Another way is to offer free speeches. Schools and universities are often open to such arrangements.
Even if no one shows up for your talk, you can now say you’ve given a talk at SMU or NUS. This suddenly makes you look like an expert. It will then become easier to get speaking spots at future events.
It’s like the money game. The more you have, the more easily it grows. So start small and snowball from there.
#6 – Political/Royal titles
Last I heard, back in 2014, you can get a rather impressive royal title from a nearby country for S$60,000. Of course, this is only with the right connections. There are also shortcuts to get titles like “Doctor”. In fact, even medical and law school in Singapore has alternative methods of entry. I prefer not to reveal too much here as this is a public blog after all.
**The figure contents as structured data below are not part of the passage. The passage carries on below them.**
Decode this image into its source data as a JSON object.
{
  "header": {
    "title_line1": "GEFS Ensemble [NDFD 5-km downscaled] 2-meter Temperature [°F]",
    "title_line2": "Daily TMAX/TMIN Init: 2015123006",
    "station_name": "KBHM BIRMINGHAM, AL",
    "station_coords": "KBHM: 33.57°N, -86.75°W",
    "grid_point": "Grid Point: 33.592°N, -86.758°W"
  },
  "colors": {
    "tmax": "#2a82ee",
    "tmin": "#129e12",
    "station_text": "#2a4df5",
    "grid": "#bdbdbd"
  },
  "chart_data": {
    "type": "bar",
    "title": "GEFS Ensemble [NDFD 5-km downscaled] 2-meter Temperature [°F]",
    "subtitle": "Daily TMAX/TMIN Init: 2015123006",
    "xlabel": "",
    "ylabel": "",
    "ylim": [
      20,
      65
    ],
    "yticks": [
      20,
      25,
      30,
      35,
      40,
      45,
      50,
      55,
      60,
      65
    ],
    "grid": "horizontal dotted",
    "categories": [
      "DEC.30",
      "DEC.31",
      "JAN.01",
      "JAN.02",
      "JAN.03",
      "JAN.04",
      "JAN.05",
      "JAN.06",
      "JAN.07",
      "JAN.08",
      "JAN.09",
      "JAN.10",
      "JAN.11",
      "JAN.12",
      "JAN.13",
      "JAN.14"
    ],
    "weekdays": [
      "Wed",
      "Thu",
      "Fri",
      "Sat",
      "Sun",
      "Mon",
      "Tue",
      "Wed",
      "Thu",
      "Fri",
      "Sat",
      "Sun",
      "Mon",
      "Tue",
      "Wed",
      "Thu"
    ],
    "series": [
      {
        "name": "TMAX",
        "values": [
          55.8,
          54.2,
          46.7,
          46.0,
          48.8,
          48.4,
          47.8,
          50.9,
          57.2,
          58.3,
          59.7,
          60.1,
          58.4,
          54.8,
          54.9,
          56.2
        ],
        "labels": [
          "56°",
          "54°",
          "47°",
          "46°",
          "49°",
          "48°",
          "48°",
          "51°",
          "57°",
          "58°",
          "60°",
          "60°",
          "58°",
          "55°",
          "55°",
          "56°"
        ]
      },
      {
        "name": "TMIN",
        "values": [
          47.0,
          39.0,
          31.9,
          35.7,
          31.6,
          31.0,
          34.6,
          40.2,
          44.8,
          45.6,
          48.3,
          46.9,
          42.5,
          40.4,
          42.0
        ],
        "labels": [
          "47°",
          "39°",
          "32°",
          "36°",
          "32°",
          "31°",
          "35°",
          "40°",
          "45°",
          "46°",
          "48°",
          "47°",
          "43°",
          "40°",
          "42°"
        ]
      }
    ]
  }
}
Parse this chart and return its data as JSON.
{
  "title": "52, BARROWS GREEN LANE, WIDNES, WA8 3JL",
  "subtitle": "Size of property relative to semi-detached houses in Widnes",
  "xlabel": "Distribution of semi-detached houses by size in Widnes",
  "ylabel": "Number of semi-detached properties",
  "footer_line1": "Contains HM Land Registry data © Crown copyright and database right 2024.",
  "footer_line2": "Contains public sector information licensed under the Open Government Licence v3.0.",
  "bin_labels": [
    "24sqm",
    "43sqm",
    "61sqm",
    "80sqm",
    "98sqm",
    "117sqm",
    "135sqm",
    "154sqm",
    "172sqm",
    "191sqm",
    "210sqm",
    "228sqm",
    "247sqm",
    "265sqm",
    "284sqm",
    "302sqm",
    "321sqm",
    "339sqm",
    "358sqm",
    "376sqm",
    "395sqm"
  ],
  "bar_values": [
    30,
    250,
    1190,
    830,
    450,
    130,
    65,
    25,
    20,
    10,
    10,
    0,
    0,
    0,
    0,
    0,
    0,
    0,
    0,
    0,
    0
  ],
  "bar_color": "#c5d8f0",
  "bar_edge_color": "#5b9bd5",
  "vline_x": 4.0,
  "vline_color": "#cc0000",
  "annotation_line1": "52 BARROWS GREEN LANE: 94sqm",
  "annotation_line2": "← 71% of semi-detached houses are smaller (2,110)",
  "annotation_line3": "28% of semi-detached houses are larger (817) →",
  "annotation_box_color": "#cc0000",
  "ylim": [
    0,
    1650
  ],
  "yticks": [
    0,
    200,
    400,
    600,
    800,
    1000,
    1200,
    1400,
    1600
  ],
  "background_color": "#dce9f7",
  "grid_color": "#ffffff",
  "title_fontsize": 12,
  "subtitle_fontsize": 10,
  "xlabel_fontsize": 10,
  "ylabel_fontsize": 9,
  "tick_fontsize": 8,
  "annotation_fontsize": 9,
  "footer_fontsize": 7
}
Singapore’s society was trained to trust authority and respect professionals. In such an environment, it’s no surprise how much people believe doctors and people with powerful titles. This is especially true for the older generation.
Do I use any of the above methods? Not a single one of them.
I don’t submit proposals for awards. I routinely turn down speaking opportunities. I don’t even have a physical office space! So although I do these for some of my closer clients, I don’t utilize this myself.
Why? Am I too ethical? Or too stupid? Let’s not go into that. The business world isn’t an ethical debate. Whatever works, works. And there’s no faulting anyone for it. It’s simply personal choice which path people choose. So no, I’m not against anyone who succeeds using the above methods either.
Nonetheless, I personally enjoy delivering value more. And I’m pretty obsessed with acquiring knowledge in things that interest me.
There’s a difference between being an expert VS being PERCEIVED as an expert. I simply spend my time focusing on the former.
So there are multiple ways to succeed. And multiple paths to take. The info on my blog gives you OPTIONS and INSIGHTS. How you use that knowledge is totally up to you as an individual.
But remember, value is oftentimes PERCEIVED rather than absolute.